The financing of fiscal deficit is proposed to be mainly done through higher market borrowings, disinvestment and receipts from the indirect taxes including import duties and cess. Net borrowing is estimated to come down to Rs 9.67 lakh crore for next fiscal from Rs 12.73 lakh crore estimated for the current fiscal. The borrowing target for the coming fiscal is still very large.

This is particularly so in the present context where global ratings agencies Standard & Poor’s, Moody's and Fitch currently have the lowest investment grade rating on India, just a notch above ‘junk’. What will be the real cost of new borrowings? Is it safe to go for large foreign borrowings? There is no clear answer. Maybe, it would be right for the government to issue long-term Rupee bonds, tax-free bonds locally to mop up the surplus funds with the public looking for better investment options than bank and corporate fixed deposits and debentures.

If the government continues to borrow heavily from multilateral sources, its share of the country’s external debt will jump. The poor investment grade rating on India will impact the cost of foreign borrowing. A further Rupee devaluation will make things worse for debt servicing. Things were manageable till 2019-20 when the sovereign debt actually shrank.

India’s total external debt rose 2.8 percent year-on-year to $558.5 billion as on March 31, 2020, mainly due to a rise in commercial borrowings, according to the finance ministry.

‘India's External Debt: A Status Report: 2019-2020’ said the ratio of foreign currency reserves to external debt stood at 85.5 percent in FY20. External debt as a percentage of GDP rose to 20.6 percent in FY20 from 19.8 percent a year ago. Loans from multi-lateral and bilateral sources under external assistance grew 4.9 percent year-on-year to $87.2 billion. Non-sovereign debt rose 4.2 percent to $457.7 billion in FY20. Commercial borrowings increased by 6.7 percent to $220.3 billion. The debt management is going to be a tough task for the government.
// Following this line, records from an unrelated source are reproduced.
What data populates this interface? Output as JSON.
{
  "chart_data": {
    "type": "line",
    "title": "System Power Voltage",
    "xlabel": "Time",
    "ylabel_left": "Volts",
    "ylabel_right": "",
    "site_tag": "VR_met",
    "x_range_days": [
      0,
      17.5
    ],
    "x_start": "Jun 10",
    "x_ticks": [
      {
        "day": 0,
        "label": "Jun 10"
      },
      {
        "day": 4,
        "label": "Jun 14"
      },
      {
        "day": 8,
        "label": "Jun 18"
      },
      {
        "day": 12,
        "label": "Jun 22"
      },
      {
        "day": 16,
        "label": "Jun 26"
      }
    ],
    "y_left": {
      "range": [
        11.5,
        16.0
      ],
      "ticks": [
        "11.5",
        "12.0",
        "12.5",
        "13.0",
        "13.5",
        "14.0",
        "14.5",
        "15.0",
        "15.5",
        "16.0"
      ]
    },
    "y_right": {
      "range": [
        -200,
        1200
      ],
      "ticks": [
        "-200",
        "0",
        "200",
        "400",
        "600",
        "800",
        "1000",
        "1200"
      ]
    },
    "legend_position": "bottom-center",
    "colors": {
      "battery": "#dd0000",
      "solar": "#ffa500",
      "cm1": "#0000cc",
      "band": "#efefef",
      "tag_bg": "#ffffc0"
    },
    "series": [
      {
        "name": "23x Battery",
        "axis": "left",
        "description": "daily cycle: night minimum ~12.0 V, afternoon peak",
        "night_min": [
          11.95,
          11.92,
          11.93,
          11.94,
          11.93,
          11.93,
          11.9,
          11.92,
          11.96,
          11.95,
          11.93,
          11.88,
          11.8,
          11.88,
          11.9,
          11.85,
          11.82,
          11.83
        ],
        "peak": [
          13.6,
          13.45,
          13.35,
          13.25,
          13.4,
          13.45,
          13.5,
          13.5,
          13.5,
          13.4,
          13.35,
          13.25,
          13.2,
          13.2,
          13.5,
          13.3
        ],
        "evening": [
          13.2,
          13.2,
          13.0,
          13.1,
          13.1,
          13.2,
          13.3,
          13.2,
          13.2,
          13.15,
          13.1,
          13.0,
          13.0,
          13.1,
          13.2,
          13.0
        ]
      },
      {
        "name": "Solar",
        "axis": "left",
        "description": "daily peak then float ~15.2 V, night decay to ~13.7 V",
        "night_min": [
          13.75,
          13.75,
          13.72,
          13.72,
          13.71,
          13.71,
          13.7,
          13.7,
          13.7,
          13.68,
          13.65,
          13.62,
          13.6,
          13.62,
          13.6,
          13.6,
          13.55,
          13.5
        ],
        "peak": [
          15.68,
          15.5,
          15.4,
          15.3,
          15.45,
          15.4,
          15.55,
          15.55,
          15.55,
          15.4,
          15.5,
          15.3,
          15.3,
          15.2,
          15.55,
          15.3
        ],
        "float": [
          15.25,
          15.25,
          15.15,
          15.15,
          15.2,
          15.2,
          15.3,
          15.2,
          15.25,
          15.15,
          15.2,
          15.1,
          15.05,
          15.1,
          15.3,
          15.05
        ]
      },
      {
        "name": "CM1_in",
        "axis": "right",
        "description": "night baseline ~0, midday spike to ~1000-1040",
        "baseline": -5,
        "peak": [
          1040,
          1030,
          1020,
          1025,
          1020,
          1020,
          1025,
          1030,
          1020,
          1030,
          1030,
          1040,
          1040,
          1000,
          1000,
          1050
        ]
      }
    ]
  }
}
Given the current business scenario, the economy is unlikely to grow rapidly in the coming months. India’s busy economic season will be over by next month. Then, the lean season starts. The next busy season will come only towards the end of September. However, much will depend on the behaviour of the summer monsoon, which had been more or less steady in the last three years. A prolonged dry spell or insufficient rains in agriculturally rich regions during this year can substantially impact the economic growth projections and the government’s revenue collection targets.

The economy is already reeling under artificially high petrol and diesel prices which are bound to constrain consumption in the coming year. Consumption constraints will impact production and employment. In her post-budget press conference, Finance Minister Nirmala Sitharaman said those who lost employment last year are expected to get back their jobs following the sops offered to employers on PF account.

However, on ground, things don’t look that easy. The travel and tourism sector alone lost business worth over Rs. one lakh crore last year. Delhi’s hotels are barely running at 50 percent capacity. Hotel rents are slashed. So are the number of employees. In house facilities are down.

The story is the same everywhere. Puri’s Jagannath Temple is now open to the public. However, not many visitors are willing to travel to Puri, immediately.

The two key focus areas of the budget are healthcare and infrastructure spending. The proposed health spending is up by 137 percent. It is most welcome. Infrastructure too gets a boost which may be good news for all, including job seekers. A new Development Finance Institution with a starting capital of $2.7bn is planned to be set up to help fund large-scale infrastructure projects. Hopefully, this will kickstart spending and offer relief to banks, which are suffering from mountains of debt.

The government is also working on an asset reconstruction and management company that will take on unpaid debt from existing banks to free up their lending capacity. The 'Bad Bank' is expected to absorb Rs. two lakh crore worth of non-performing assets (NPA). They are important features of the 2021-22 budget. Significantly, the FM has full

faith in her budget assumptions and called them conservative. She quoted from Rabindranath Tagore: “Faith is the bird that feels the light and sings when the dawn is still dark.”